06.12.2012 tarih ve 6360 sayılı Kanun sosyal alanda da yenilikler getirmektedir. Bunlar:

5393 sayılı Kanunun Md. 14/1-a’da belirtilen kadınlar ve çocuklar için açılması zorunlu olan koruma evleri; “Büyükşehir Belediyeleri ile nüfusu 100.000’in

üzerindeki belediyelere, kadınlar ve çocuklar için konukevleri açmak zorundadır. Diğer belediyeler de mali durumları ve hizmet önceliklerini değerlendirerek kadınlar ve çocuklar için konukevleri açabilirler.” şeklinde düzenlenmiştir.

5393 sayılı Kanunun Md. 14/1-b’de “…Gerektiğinde öğrencilere, amatör spor

kulüplerine malzeme verir ve gerekli desteği sağlar, her türlü amatör spor karşılaşmaları düzenler, yurt içi ve yurt dışı müsabakalarda üstün başarı gösteren veya derece alan sporculara belediye meclisi kararıyla ödül verebilir.” ibaresi,

“…Gerektiğinde, sporu teşvik etmek amacıyla gençlere spor malzemesi verir, amatör

spor kulüplerine aynî ve nakdî yardım yapar ve gerekli desteği sağlar, her türlü amatör spor karşılaşmaları düzenler, yurt içi ve yurt dışı müsabakalarda üstün başarı gösteren veya derece alan öğrencilere, sporculara, teknik yöneticilere ve antrenörlere belediye meclisi kararıyla ödül verebilir.” şeklinde düzenlenmiştir.

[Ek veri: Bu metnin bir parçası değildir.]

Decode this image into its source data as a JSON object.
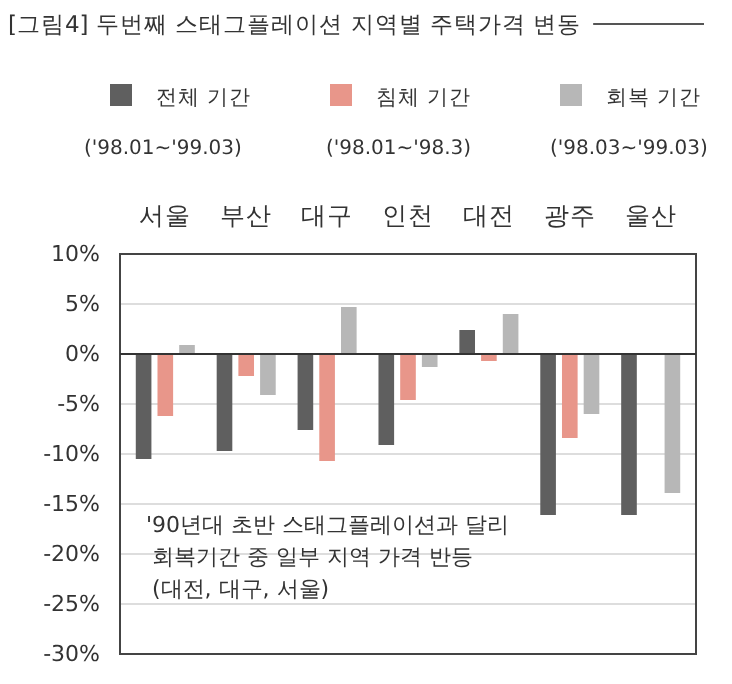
{
  "chart_data": {
    "type": "bar",
    "title": "[그림4] 두번째 스태그플레이션 지역별 주택가격 변동",
    "categories": [
      "서울",
      "부산",
      "대구",
      "인천",
      "대전",
      "광주",
      "울산"
    ],
    "series": [
      {
        "name": "전체 기간",
        "color": "#5f5f5f",
        "values": [
          -10.5,
          -9.7,
          -7.6,
          -9.1,
          2.4,
          -16.1,
          -16.1
        ]
      },
      {
        "name": "침체 기간",
        "color": "#e8968a",
        "values": [
          -6.2,
          -2.2,
          -10.7,
          -4.6,
          -0.7,
          -8.4,
          null
        ]
      },
      {
        "name": "회복 기간",
        "color": "#b7b7b7",
        "values": [
          0.9,
          -4.1,
          4.7,
          -1.3,
          4.0,
          -6.0,
          -13.9
        ]
      }
    ],
    "annotations": [
      "('98.01~'99.03)",
      "('98.01~'98.3)",
      "('98.03~'99.03)",
      "'90년대 초반 스태그플레이션과 달리\n회복기간 중 일부 지역 가격 반등\n(대전, 대구, 서울)"
    ],
    "ylim": [
      -30,
      10
    ],
    "yticks": [
      {
        "value": 10,
        "label": "10%"
      },
      {
        "value": 5,
        "label": "5%"
      },
      {
        "value": 0,
        "label": "0%"
      },
      {
        "value": -5,
        "label": "-5%"
      },
      {
        "value": -10,
        "label": "-10%"
      },
      {
        "value": -15,
        "label": "-15%"
      },
      {
        "value": -20,
        "label": "-20%"
      },
      {
        "value": -25,
        "label": "-25%"
      },
      {
        "value": -30,
        "label": "-30%"
      }
    ],
    "grid": "y",
    "legend": "top"
  }
}
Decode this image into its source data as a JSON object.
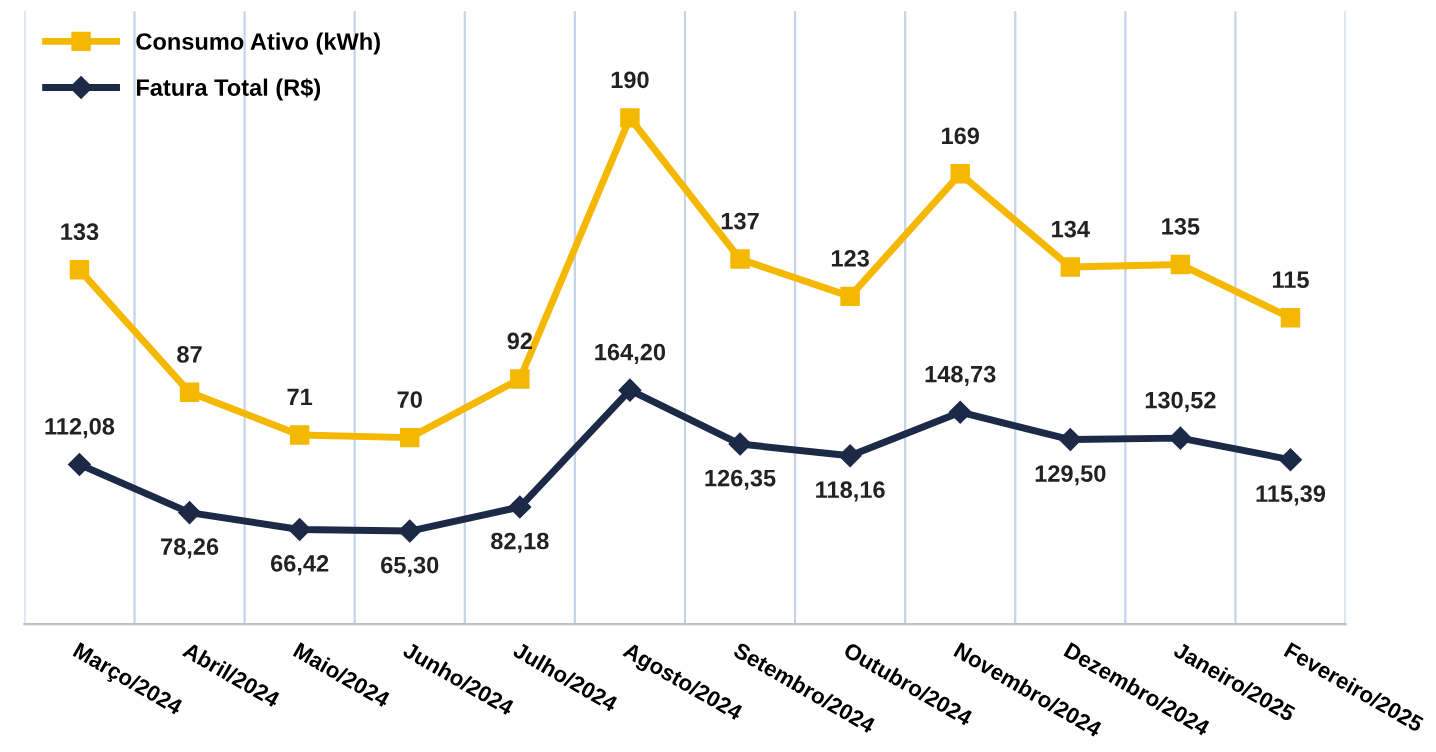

Yine 5393 sayılı Kanunun Md. 75/1-c’de yer alan “Kamu kurumu niteliğindeki

meslek kuruluşları, kamu yararına çalışan dernekler, engelli dernek ve vakıfları, Bakanlar Kurulunca vergi muafiyeti tanınmış vakıflar ve 507 sayılı Esnaf ve Küçük Sanatkârlar Kanunu kapsamına giren meslek odaları ile ortak hizmet projeleri gerçekleştirebilir.” Hükmüne ilave olarak, ortak hizmetler ve projelerin yapılmasında

“kamu yararı” yerine, “belediye kanununda verilen görevler kapsamında olup olmadığı” ölçütünün esas alınması sağlamaktadır. Engellilerle ilgili vakıf ve derneklere ancak; kamuya yararlı dernek statüsünde olması veya Bakanlar Kurulu Kararı ile vergi muafiyeti tanınmış vakıf olması halinde ortak hizmet projesi

gerçekleştirebileceklerdir. Bununla birlikte gerçekleştirilecek projelerle ilgili olarak mahallin en büyük mülki amirinin izninin alınması zorunluluğunu getirmektedir.